My mum has always been my motivation and inspiration. At one point she became ill and I took care of her. During this time, I saw the importance of patience and compassion when caring for a loved one. Although my mother has now passed, the experience of caring for her has given me the tools to do the same for my own family, patients and wider community.

What difference do you want to make in the career pathway that you are in? Especially as a Tongan male and a father?

Being a Tongan male, I am aware of the barriers Pacific men face when seeking help and I want to play my part in removing some. I hope to use the knowledge I have gained through my training and life to better the health outcomes of patients, their family and wider community.
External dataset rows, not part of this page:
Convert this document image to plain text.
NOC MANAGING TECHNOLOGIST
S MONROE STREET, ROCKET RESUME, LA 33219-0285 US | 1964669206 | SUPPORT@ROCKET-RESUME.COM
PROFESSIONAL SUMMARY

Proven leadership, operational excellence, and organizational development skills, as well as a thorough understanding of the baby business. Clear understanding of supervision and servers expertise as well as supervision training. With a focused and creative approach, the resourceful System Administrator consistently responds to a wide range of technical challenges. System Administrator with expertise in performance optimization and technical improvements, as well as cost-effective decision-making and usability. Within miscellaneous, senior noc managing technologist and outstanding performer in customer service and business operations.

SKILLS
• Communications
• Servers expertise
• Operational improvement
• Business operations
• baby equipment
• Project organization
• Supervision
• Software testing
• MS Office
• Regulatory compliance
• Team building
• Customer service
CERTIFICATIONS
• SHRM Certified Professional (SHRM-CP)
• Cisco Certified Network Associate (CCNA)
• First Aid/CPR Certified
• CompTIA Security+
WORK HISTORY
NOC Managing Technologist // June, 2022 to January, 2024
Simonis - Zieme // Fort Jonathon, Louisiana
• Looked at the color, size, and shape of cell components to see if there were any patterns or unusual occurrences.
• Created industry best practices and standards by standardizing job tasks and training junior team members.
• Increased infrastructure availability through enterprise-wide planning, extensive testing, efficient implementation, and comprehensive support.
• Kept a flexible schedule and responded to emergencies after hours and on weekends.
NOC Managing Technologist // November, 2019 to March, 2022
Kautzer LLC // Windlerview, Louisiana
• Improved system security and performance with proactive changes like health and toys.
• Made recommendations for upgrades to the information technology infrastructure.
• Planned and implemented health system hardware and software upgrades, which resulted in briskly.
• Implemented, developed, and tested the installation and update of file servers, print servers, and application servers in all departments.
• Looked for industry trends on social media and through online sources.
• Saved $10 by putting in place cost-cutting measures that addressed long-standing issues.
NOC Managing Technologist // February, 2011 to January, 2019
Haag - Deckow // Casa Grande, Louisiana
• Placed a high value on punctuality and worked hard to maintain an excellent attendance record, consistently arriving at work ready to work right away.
And like a lot of things, I know this starts at home. As a father I hope to lead by example and teach my children to stay healthy and look after, not only themselves, but others too. Our stoic culture and attitude prevent Pacific men from seeking prompt medical advice and treatment. I am a big advocate on this matter and hope to educate and encourage others that it is ok to struggle and ask for help. Living a healthy lifestyle will hopefully inspire and continue in future generations.

What is one tip for some who wants to pursue a career in midwifery or nursing especially males?

Pacific men are desperately needed in the health sector. By being treated by someone you can identify with, goes a long way. We as Pacific people have plenty to offer; our knowledge, experience, language and culture. Why not use these to help our people? So, if you want to pursue a career in health, be courageous and try it out. No doubt you will inspire others to follow.

As we say in Tonga ”Ai ke ke ma’u e loto’i Tonga” or me this means being brave and fulfilling my duties with love.